Nach dem Spiel ist vor dem Spiel - Ganz oder gar nicht

4.5K 313 52
                                    

"Iss, Harry, sonst hast du keine Kraft für das Spiel!" Wir saßen beim Frühstückstisch, Harry hatte bereits seine Quidditch-Uniform an und ließ Hermines unersättliche Rügen auf sich einprasseln. Es war ein wichtiges Spiel, Gryffindor gegen Slytherin und man sah Harry an, dass er nervös war, auch, wenn er dies niemals zugeben würde. Beschwichtigend legte ich ihm meine Hand auf sein Bein und ich spürte, wie sich seine verkrampfte Haltung etwas löste.
"Harry", ertönte eine Stimme hinter uns und augenblicklich verschlechterte sich meine Laune, denn ich kannte diese Stimme nur zu gut. Louise würdigte mich keines Blickes und beugte sich von hinten zu Harry hinunter. "Ich wollte dir nur viel Glück für später wünschen. Ich glaub an dich.", säuselte sie mit leiser Stimme. Ging es eigentlich noch dreißter? Zu meinem Ärgerniss verschluckte sich Harry auch noch vor Überraschung und hüstelte ein überraschtes Danke. Sie schenkte ihm ein strahlendes Lächeln und verschwand mit eleganten Schritten wieder. Innerlich kochte ich vor Wut. Was fiel dieser Person eigentlich ein. Hermine beäugte Harry kritisch, Ron schien von all dem nichts mit zu bekommen.
"Ich sage, ihr schlagt diese ollen Slytherins locker. Eure Spieltaktik ist tausend mal besser..." Und so tauchten Harry und Ron in ein Gespräch über Quidditch ein. Ich hingegen dachte nach. Louise sah, so ungern ich es zugeben wollte, leider sehr gut aus. Aber wie konnte man nur so frech sein und sich an einen vergebenen Jungen heran zu machen? Ich nahm mir vor, ein für alle mal ihr die Leviten zu lesen nach dem Spiel und ihr meine Position klar zu machen, so konnte das nicht weiter gehen. Mit Absicht sah ich nicht zu Hermine, denn ich wusste genau, dass mich diese gerade musterte und meine Gedanken kannte, die mir gerade im Kopf herum gingen. Ich hatte nun zwei Optionen. Entweder, ich würde mich bei Harry beschweren über diese Louise, doch ich wusste, dass er mir nur genervt begegnen würde dies bezüglich. Also entschied ich mich für die zweite Möglichkeit.

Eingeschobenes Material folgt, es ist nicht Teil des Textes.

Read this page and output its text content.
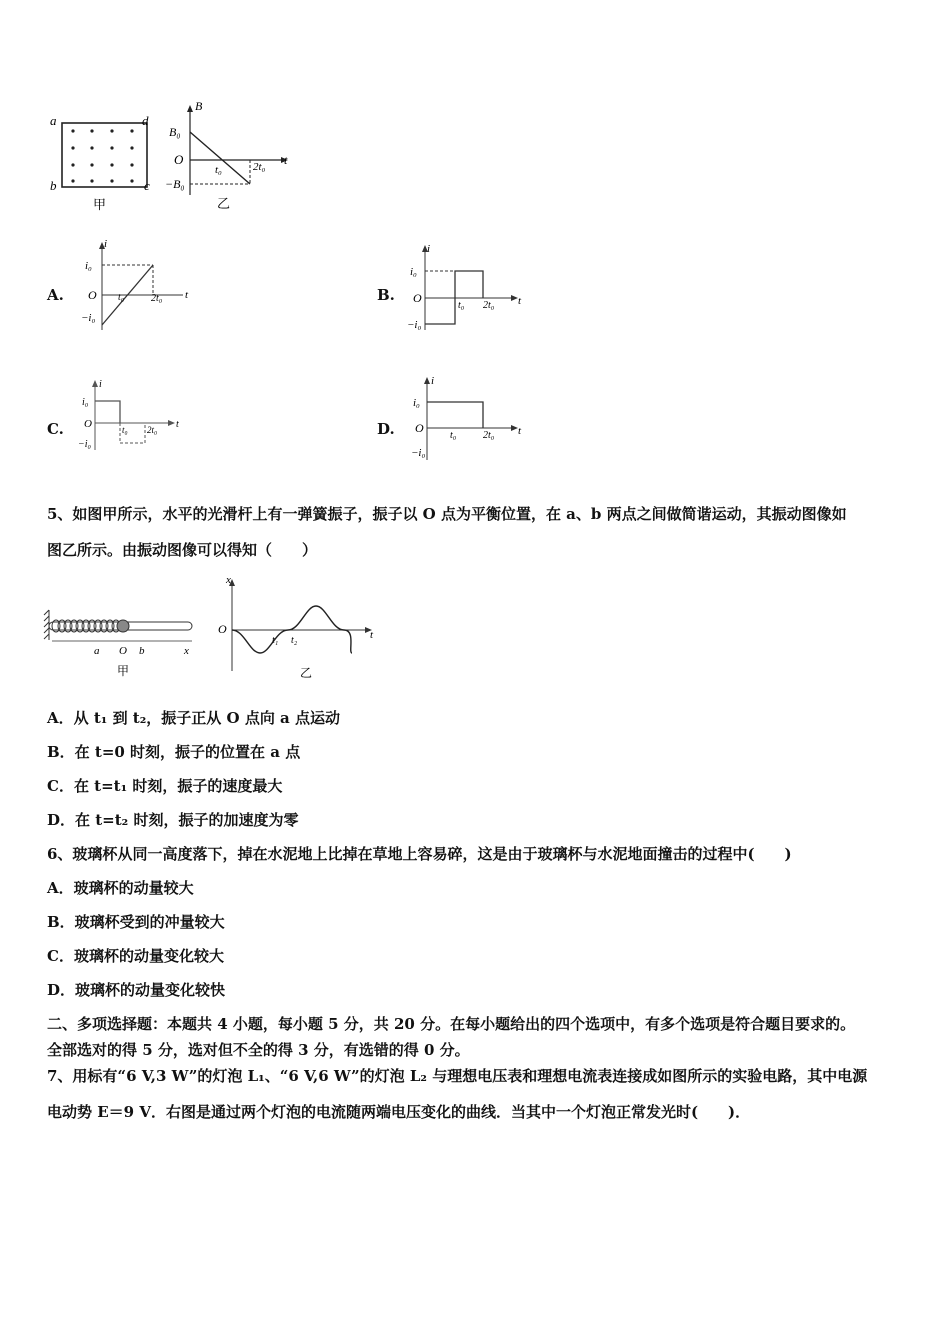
a	d
b	c
甲
B
B₀
O
−B₀
t₀	2t₀ t
乙
A.
i
i₀
O
−i₀
t₀	2t₀ t	B.
i
i₀
O
−i₀
t₀ 2t₀ t
C.
i
i₀
O
−i₀
t₀ 2t₀ t	D.
i
i₀
O
−i₀
t₀	2t₀ t
5、如图甲所示，水平的光滑杆上有一弹簧振子，振子以 O 点为平衡位置，在 a、b 两点之间做简谐运动，其振动图像如
图乙所示。由振动图像可以得知（　　）
a O b	x
甲
x
O
t₁ t₂	t
乙
A．从 t₁ 到 t₂，振子正从 O 点向 a 点运动
B．在 t=0 时刻，振子的位置在 a 点
C．在 t=t₁ 时刻，振子的速度最大
D．在 t=t₂ 时刻，振子的加速度为零
6、玻璃杯从同一高度落下，掉在水泥地上比掉在草地上容易碎，这是由于玻璃杯与水泥地面撞击的过程中(　　)
A．玻璃杯的动量较大
B．玻璃杯受到的冲量较大
C．玻璃杯的动量变化较大
D．玻璃杯的动量变化较快
二、多项选择题：本题共 4 小题，每小题 5 分，共 20 分。在每小题给出的四个选项中，有多个选项是符合题目要求的。
全部选对的得 5 分，选对但不全的得 3 分，有选错的得 0 分。
7、用标有“6 V,3 W”的灯泡 L₁、“6 V,6 W”的灯泡 L₂ 与理想电压表和理想电流表连接成如图所示的实验电路，其中电源
电动势 E＝9 V．右图是通过两个灯泡的电流随两端电压变化的曲线．当其中一个灯泡正常发光时(　　)．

Ich setzte mein zuckersüßestes Lächeln auf, berührte Harry am Arm und meinte: "Schatz, magst du nochmal kurz mit kommen?" Harry musterte mich zögerlich und zugleich belustigt, dann ergriff er meine Hand und wir gingen in den Vorraum der großen Halle. Er musterte mich neugierig, dann legte ich meine Hände auf sein Gesicht und gab ihm einen langen, leidenschaftlichen Kuss, den er sofort erwiederte. Meine Hände wanderten seinen Rücken entlang und ich wünschte mir nichts sehnlicher, als dass er einfach bei mir blieb.
"Wofür war das?", stieß Harry atemlos hervor.

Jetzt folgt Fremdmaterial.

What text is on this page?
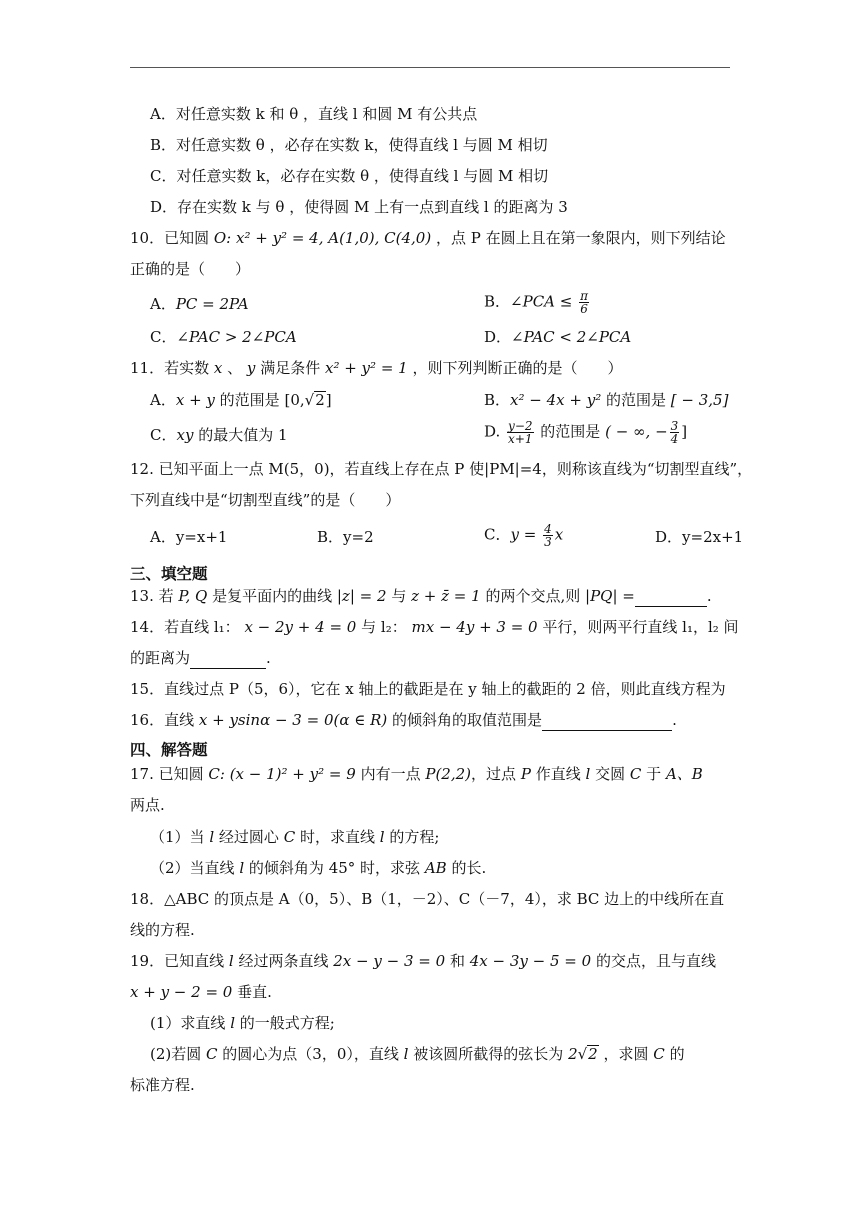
A．对任意实数 k 和 θ ，直线 l 和圆 M 有公共点
B．对任意实数 θ ，必存在实数 k，使得直线 l 与圆 M 相切
C．对任意实数 k，必存在实数 θ ，使得直线 l 与圆 M 相切
D．存在实数 k 与 θ ，使得圆 M 上有一点到直线 l 的距离为 3
10．已知圆 O: x² + y² = 4, A(1,0), C(4,0) ，点 P 在圆上且在第一象限内，则下列结论
正确的是（　　）
A．PC = 2PA	B．∠PCA ≤ $\frac{\pi}{6}$
C．∠PAC > 2∠PCA	D．∠PAC < 2∠PCA
11．若实数 x 、 y 满足条件 x² + y² = 1 ，则下列判断正确的是（　　）
A．x + y 的范围是 [0,√2]	B．x² − 4x + y² 的范围是 [ − 3,5]
C．xy 的最大值为 1	D. $\frac{y-2}{x+1}$ 的范围是 ( − ∞, − $\frac{3}{4}$ ]
12. 已知平面上一点 M(5，0)，若直线上存在点 P 使|PM|=4，则称该直线为“切割型直线”，
下列直线中是“切割型直线”的是（　　）
A．y=x+1	B．y=2	C．$y = \frac{4}{3}$ x	D．y=2x+1
三、填空题
13. 若 P, Q 是复平面内的曲线 |z| = 2 与 z + z̄ = 1 的两个交点,则 |PQ| =	.
14．若直线 l₁： x − 2y + 4 = 0 与 l₂： mx − 4y + 3 = 0 平行，则两平行直线 l₁，l₂ 间
的距离为	.
15．直线过点 P（5，6），它在 x 轴上的截距是在 y 轴上的截距的 2 倍，则此直线方程为
16．直线 x + ysinα − 3 = 0(α ∈ R) 的倾斜角的取值范围是	.
四、解答题
17. 已知圆 C: (x − 1)² + y² = 9 内有一点 P(2,2)，过点 P 作直线 l 交圆 C 于 A、B
两点.
（1）当 l 经过圆心 C 时，求直线 l 的方程;
（2）当直线 l 的倾斜角为 45° 时，求弦 AB 的长.
18．△ABC 的顶点是 A（0，5）、B（1，－2）、C（－7，4），求 BC 边上的中线所在直
线的方程.
19．已知直线 l 经过两条直线 2x − y − 3 = 0 和 4x − 3y − 5 = 0 的交点，且与直线
x + y − 2 = 0 垂直.
(1）求直线 l 的一般式方程;
(2)若圆 C 的圆心为点（3，0），直线 l 被该圆所截得的弦长为 2√2 ，求圆 C 的
标准方程.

"Dafür, dass ich dich liebe.", ich betonte extra das Wort "Ich", man musste ja schließlich die Prioritäten klären. Harry lächelte und gab mir einen Kuss auf die Stirn.
"Ich fang dir gleich einen Schnatz." Ich grinste und er zog mich noch einmal in eine lange Umarmung. Plötzlich schreckte Harry jedoch zurück. Erst war ich verwundert, doch dann sah ich, dass Louise an uns vorbei ging.
"Was war denn das?", fragte ich beleidigt.
"Nichts, ich...mag es nur nicht gern, wenn man uns so öffentlich sieht."
"Du hast früher einmal gesagt, dass du stolz bist dich mit mir zu zeigen, damit jeder weiß, dass ich zu dir gehöre..." Zögerlich fügte ich hinzu. "Magst du sie?" Harrys Stimme war etwas zu hoch, als er antowortete.
"Ich? Sag mal, spinnst du?" "Hey, ganz langsam. Ich meinte nur..."  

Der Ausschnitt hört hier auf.